In SIMD terminology, each vector has a certain “width” (number of lanes). A vector processor is able to perform two kinds of operations on a vector:

Vertical operations: operate on two vectors of the same width, result has same width

Example: vertical addition of two f32x4 vectors

  %0     == | 2 | -3.5 |  0 | 7 |
              +     +     +   +
  %1     == | 4 |  1.5 | -1 | 0 |
              =     =     =   =
%0 + %1  == | 6 |  -2  | -1 | 7 |

Horizontal operations: reduce the elements of two vectors in some way, the result's elements combine information from the two original ones

Example: horizontal addition of two u64x2 vectors

  %0     == | 1 |  3 |
              └─+───┘
                └───────┐
                        │
  %1     == | 4 | -1 |  │
              └─+──┘    │
                └───┐   │
                    │   │
              ┌─────│───┘
              ▼     ▼
%0 + %1  == | 4 |   3 |

Performance consideration of horizontal operations

The result of vertical operations, like vector negation: -a, for a given lane, does not depend on the result of the operation for the other lanes. The result of horizontal operations, like the vector sum reduction: a.sum(), depends on the value of all vector lanes.
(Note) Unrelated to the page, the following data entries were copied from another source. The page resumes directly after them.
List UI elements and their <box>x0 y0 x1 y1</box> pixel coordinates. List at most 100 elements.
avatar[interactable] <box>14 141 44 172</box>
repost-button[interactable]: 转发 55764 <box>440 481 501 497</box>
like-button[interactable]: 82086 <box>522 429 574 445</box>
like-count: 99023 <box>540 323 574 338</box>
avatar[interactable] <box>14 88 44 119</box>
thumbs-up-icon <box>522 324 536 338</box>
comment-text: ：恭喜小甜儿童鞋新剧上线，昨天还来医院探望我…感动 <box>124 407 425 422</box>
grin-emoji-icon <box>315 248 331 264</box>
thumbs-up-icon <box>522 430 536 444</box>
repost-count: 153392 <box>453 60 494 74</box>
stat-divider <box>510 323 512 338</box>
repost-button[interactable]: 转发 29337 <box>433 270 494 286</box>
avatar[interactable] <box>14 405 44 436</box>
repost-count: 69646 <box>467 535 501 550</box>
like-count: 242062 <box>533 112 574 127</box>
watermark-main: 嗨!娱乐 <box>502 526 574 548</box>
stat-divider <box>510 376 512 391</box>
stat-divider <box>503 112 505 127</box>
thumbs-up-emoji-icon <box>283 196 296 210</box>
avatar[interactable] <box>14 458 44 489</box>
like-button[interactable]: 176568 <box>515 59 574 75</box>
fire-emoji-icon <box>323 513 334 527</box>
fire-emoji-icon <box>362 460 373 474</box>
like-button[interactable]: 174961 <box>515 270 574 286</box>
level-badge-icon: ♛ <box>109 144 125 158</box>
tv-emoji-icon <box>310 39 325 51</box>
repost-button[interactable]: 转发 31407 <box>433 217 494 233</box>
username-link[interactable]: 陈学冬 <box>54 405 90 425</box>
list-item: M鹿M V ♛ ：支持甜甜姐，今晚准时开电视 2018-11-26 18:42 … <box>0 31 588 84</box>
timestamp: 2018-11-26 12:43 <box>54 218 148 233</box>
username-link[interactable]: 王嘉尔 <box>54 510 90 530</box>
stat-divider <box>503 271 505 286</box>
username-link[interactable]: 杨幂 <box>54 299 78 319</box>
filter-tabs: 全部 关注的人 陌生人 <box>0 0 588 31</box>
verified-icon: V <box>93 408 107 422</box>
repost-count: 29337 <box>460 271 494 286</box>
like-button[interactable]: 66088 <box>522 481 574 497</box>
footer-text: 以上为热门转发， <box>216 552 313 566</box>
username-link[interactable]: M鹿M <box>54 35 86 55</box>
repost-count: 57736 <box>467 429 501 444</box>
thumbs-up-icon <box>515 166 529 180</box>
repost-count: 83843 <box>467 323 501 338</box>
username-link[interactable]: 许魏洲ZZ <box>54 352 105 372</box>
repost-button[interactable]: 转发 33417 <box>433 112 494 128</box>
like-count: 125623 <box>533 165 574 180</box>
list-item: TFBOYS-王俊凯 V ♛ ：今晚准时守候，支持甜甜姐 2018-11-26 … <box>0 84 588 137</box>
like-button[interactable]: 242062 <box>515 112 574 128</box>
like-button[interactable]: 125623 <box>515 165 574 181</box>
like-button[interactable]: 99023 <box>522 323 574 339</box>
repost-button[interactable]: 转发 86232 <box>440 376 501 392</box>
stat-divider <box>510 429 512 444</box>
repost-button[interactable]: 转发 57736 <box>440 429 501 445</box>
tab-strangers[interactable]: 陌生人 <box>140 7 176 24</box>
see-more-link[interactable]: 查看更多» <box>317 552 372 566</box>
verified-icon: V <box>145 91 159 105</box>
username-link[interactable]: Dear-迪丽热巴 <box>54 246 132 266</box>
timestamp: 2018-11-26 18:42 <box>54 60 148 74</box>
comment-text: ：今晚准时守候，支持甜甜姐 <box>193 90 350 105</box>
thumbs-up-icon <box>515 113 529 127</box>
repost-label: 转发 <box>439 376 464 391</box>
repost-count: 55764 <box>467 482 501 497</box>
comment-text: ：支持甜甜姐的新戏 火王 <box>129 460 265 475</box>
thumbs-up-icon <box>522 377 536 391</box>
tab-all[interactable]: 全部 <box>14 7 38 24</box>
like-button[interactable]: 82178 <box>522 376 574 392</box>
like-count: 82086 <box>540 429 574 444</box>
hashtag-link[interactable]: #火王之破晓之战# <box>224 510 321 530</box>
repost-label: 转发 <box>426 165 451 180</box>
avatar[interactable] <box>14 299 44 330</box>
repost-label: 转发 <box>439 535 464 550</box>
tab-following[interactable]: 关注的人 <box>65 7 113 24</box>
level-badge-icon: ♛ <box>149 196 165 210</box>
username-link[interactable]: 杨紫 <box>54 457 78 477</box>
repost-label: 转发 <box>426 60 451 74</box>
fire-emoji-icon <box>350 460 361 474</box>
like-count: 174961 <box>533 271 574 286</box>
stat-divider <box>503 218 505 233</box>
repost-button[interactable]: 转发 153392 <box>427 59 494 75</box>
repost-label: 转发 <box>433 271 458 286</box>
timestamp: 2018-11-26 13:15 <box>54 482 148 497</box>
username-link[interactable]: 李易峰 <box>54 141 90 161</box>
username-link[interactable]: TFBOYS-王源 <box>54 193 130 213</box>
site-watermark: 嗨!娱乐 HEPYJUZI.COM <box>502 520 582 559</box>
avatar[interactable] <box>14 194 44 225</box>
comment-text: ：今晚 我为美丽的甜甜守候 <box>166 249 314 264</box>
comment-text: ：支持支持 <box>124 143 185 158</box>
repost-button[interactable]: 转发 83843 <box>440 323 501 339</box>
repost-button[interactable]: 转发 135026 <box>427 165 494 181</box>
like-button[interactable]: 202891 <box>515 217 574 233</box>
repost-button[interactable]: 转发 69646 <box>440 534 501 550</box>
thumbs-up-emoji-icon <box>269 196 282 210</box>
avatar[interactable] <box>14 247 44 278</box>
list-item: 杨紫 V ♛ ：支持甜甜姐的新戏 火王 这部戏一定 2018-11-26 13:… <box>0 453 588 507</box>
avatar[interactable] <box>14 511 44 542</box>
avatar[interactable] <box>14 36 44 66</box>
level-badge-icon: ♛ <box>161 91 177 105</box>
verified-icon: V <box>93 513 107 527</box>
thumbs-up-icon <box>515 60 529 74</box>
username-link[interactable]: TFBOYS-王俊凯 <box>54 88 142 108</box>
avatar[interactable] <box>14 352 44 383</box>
In virtually all architectures vertical operations are fast, while horizontal operations are, by comparison, very slow.

Consider the following two functions for computing the sum of all f32 values in a slice:

fn fast_sum(x: &[f32]) -> f32 {
    assert!(x.len() % 4 == 0);
    let mut sum = f32x4::splat(0.); // [0., 0., 0., 0.]
    for i in (0..x.len()).step_by(4) {
        sum += f32x4::from_slice_unaligned(&x[i..]);
    }
    sum.sum()
}

fn slow_sum(x: &[f32]) -> f32 {
    assert!(x.len() % 4 == 0);
    let mut sum: f32 = 0.;
    for i in (0..x.len()).step_by(4) {
        sum += f32x4::from_slice_unaligned(&x[i..]).sum();
    }
    sum
}

The inner loop over the slice is where the bulk of the work actually happens. There, the fast_sum function perform vertical operations into a vector, doing a single horizontal reduction at the end, while the slow_sum function performs horizontal vector operations inside of the loop.

On all widely-used architectures, fast_sum is a large constant factor faster than slow_sum. You can run the slice_sum example and see for yourself. On the particular machine tested there the algorithm using the horizontal vector addition is 2.7x slower than the one using vertical vector operations!